Building a perennial farm is hard, but our world needs more of them

Publication: Des Moines Register

Author: Wendy Johnson

If the taxpayers’ money is going to support agriculture, it should support those who provide ecosystem services.

I moved back to Iowa to farm with my family in 2010 and since then have witnessed major flooding and drought, torrential downpours of more than 10 inches at a time and month-long dry heat spells with no rain. This summer alone, our annual crops suffered from an unusual late frost near Memorial Day, tornadoes and wind damage and an increase in insect populations most likely caused by drought.

Each year in the past 10 I’ve heard my father say, “I’ve never seen this in my entire farming career.” And he’s been farming in Iowa for over 50 years.

Climate change is firmly and unequivocally here. According to the United Nations, we are locked into 30 years of worsening climate impacts no matter what the world does. This means the extreme droughts, severe heat waves, catastrophic downpours, flooding and storm systems creating derechos and tornados will continue and even worsen.

We cannot live in fear or despair. We need to work aggressively toward resiliency. Agriculture accounts for about a quarter of our greenhouse gas emissions, and farms like our family farm are part of the problem — but also the solution.

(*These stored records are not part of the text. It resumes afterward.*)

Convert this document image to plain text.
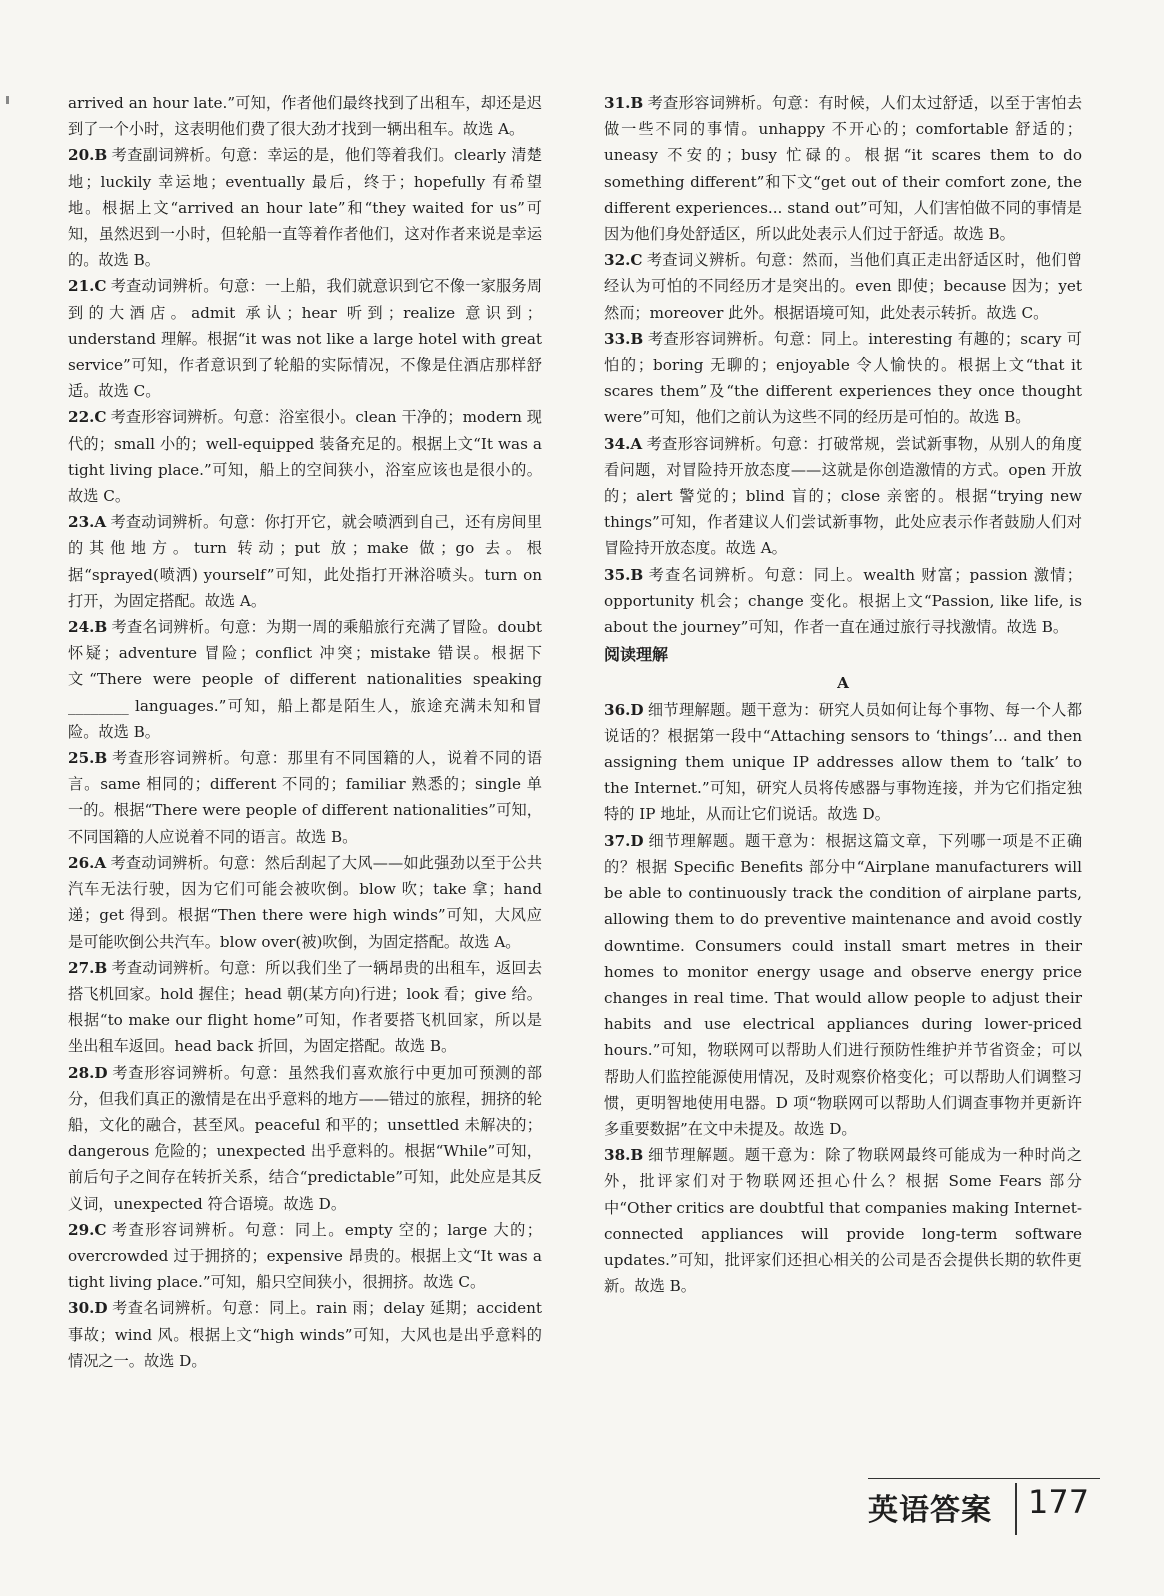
arrived an hour late.”可知，作者他们最终找到了出租车，却还是迟到了一个小时，这表明他们费了很大劲才找到一辆出租车。故选 A。

20.B 考查副词辨析。句意：幸运的是，他们等着我们。clearly 清楚地；luckily 幸运地；eventually 最后，终于；hopefully 有希望地。根据上文“arrived an hour late”和“they waited for us”可知，虽然迟到一小时，但轮船一直等着作者他们，这对作者来说是幸运的。故选 B。

21.C 考查动词辨析。句意：一上船，我们就意识到它不像一家服务周到的大酒店。admit 承认；hear 听到；realize 意识到；understand 理解。根据“it was not like a large hotel with great service”可知，作者意识到了轮船的实际情况，不像是住酒店那样舒适。故选 C。

22.C 考查形容词辨析。句意：浴室很小。clean 干净的；modern 现代的；small 小的；well-equipped 装备充足的。根据上文“It was a tight living place.”可知，船上的空间狭小，浴室应该也是很小的。故选 C。

23.A 考查动词辨析。句意：你打开它，就会喷洒到自己，还有房间里的其他地方。turn 转动；put 放；make 做；go 去。根据“sprayed(喷洒) yourself”可知，此处指打开淋浴喷头。turn on 打开，为固定搭配。故选 A。

24.B 考查名词辨析。句意：为期一周的乘船旅行充满了冒险。doubt 怀疑；adventure 冒险；conflict 冲突；mistake 错误。根据下文“There were people of different nationalities speaking ________ languages.”可知，船上都是陌生人，旅途充满未知和冒险。故选 B。

25.B 考查形容词辨析。句意：那里有不同国籍的人，说着不同的语言。same 相同的；different 不同的；familiar 熟悉的；single 单一的。根据“There were people of different nationalities”可知，不同国籍的人应说着不同的语言。故选 B。

26.A 考查动词辨析。句意：然后刮起了大风——如此强劲以至于公共汽车无法行驶，因为它们可能会被吹倒。blow 吹；take 拿；hand 递；get 得到。根据“Then there were high winds”可知，大风应是可能吹倒公共汽车。blow over(被)吹倒，为固定搭配。故选 A。

27.B 考查动词辨析。句意：所以我们坐了一辆昂贵的出租车，返回去搭飞机回家。hold 握住；head 朝(某方向)行进；look 看；give 给。根据“to make our flight home”可知，作者要搭飞机回家，所以是坐出租车返回。head back 折回，为固定搭配。故选 B。

28.D 考查形容词辨析。句意：虽然我们喜欢旅行中更加可预测的部分，但我们真正的激情是在出乎意料的地方——错过的旅程，拥挤的轮船，文化的融合，甚至风。peaceful 和平的；unsettled 未解决的；dangerous 危险的；unexpected 出乎意料的。根据“While”可知，前后句子之间存在转折关系，结合“predictable”可知，此处应是其反义词，unexpected 符合语境。故选 D。

29.C 考查形容词辨析。句意：同上。empty 空的；large 大的；overcrowded 过于拥挤的；expensive 昂贵的。根据上文“It was a tight living place.”可知，船只空间狭小，很拥挤。故选 C。

30.D 考查名词辨析。句意：同上。rain 雨；delay 延期；accident 事故；wind 风。根据上文“high winds”可知，大风也是出乎意料的情况之一。故选 D。

31.B 考查形容词辨析。句意：有时候，人们太过舒适，以至于害怕去做一些不同的事情。unhappy 不开心的；comfortable 舒适的；uneasy 不安的；busy 忙碌的。根据“it scares them to do something different”和下文“get out of their comfort zone, the different experiences... stand out”可知，人们害怕做不同的事情是因为他们身处舒适区，所以此处表示人们过于舒适。故选 B。

32.C 考查词义辨析。句意：然而，当他们真正走出舒适区时，他们曾经认为可怕的不同经历才是突出的。even 即使；because 因为；yet 然而；moreover 此外。根据语境可知，此处表示转折。故选 C。

33.B 考查形容词辨析。句意：同上。interesting 有趣的；scary 可怕的；boring 无聊的；enjoyable 令人愉快的。根据上文“that it scares them”及“the different experiences they once thought were”可知，他们之前认为这些不同的经历是可怕的。故选 B。

34.A 考查形容词辨析。句意：打破常规，尝试新事物，从别人的角度看问题，对冒险持开放态度——这就是你创造激情的方式。open 开放的；alert 警觉的；blind 盲的；close 亲密的。根据“trying new things”可知，作者建议人们尝试新事物，此处应表示作者鼓励人们对冒险持开放态度。故选 A。

35.B 考查名词辨析。句意：同上。wealth 财富；passion 激情；opportunity 机会；change 变化。根据上文“Passion, like life, is about the journey”可知，作者一直在通过旅行寻找激情。故选 B。

阅读理解

A

36.D 细节理解题。题干意为：研究人员如何让每个事物、每一个人都说话的？根据第一段中“Attaching sensors to ‘things’... and then assigning them unique IP addresses allow them to ‘talk’ to the Internet.”可知，研究人员将传感器与事物连接，并为它们指定独特的 IP 地址，从而让它们说话。故选 D。

37.D 细节理解题。题干意为：根据这篇文章，下列哪一项是不正确的？根据 Specific Benefits 部分中“Airplane manufacturers will be able to continuously track the condition of airplane parts, allowing them to do preventive maintenance and avoid costly downtime. Consumers could install smart metres in their homes to monitor energy usage and observe energy price changes in real time. That would allow people to adjust their habits and use electrical appliances during lower-priced hours.”可知，物联网可以帮助人们进行预防性维护并节省资金；可以帮助人们监控能源使用情况，及时观察价格变化；可以帮助人们调整习惯，更明智地使用电器。D 项“物联网可以帮助人们调查事物并更新许多重要数据”在文中未提及。故选 D。

38.B 细节理解题。题干意为：除了物联网最终可能成为一种时尚之外，批评家们对于物联网还担心什么？根据 Some Fears 部分中“Other critics are doubtful that companies making Internet-connected appliances will provide long-term software updates.”可知，批评家们还担心相关的公司是否会提供长期的软件更新。故选 B。

英语答案 177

Our annual cropping systems farm is energy-dependent. We use fossil fuels in almost everything to grow corn and soybeans, from the diesel in the tractor engines to the manufactured chemicals and fertilizers used to ensure a 220-bushel corn crop, to the natural gas to dry the corn in the bin. I feel stuck in this system, but if we want to remain in the business of farming today, we need to grow corn. Ask any farmer: If you switch to another grain or turn your high Corn Suitability Rating crop ground to pasture for grazing, you must consider the opportunity cost of corn, and hands down, you won’t make much money if anything at all. Especially with today’s current high prices of commodity crops.

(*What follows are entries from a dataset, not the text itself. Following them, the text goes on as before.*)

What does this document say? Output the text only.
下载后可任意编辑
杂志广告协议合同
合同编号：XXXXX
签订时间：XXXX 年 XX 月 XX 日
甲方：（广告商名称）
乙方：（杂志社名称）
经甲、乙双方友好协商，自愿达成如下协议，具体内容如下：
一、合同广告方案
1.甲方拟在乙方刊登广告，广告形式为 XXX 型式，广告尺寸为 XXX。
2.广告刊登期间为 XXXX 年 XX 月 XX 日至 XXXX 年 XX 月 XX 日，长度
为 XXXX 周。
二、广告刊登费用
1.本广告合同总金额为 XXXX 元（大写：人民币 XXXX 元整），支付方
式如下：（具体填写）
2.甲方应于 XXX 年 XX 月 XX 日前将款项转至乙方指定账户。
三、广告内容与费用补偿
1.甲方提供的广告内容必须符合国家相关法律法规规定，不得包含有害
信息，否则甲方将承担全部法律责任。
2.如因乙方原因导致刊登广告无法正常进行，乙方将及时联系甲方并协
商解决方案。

Our other farm, Jóia Food Farm, is an oasis in a sea of corn and beans. We have planted thousands of trees and bushes, transitioned tillable corn acres to perennial pastures and are establishing silvopastures. We use adaptive grazing that helps strengthen and lengthen the grazing season as well as improve herd health. We are restoring a riparian area and propagating and planting trees for cleaner water and more stabilized stream banks. We invite grassland birds to nest by not mowing some pastures for winter hay until after nesting bird season ends, and we are planting Kernza as a transition to organic perennial crop. We also have several pollinator habitats and prairie plantings that support and increase wildlife populations.

We invite people to work/volunteer/intern/tour the farm, continuing to grow community around food and nature. And the vision of our farm is a collaborative one, joining more and more people together to grow food to feed the community we live in, bridging the urban and rural divide.

Today, the farmstead is surrounded by perennials for the first time in over 70 years, and we have created our very own resilient microclimate. It’s the most amazing feeling. And I want to do and see more of this.

Making enough money to build and grow a perennial farm is hard, and yet there is so much we are providing to mitigate climate change and help build a more attractive northeast Iowa: cleaner air and water. More carbon is sequestered in the ground. More biodiversity. More people on the land.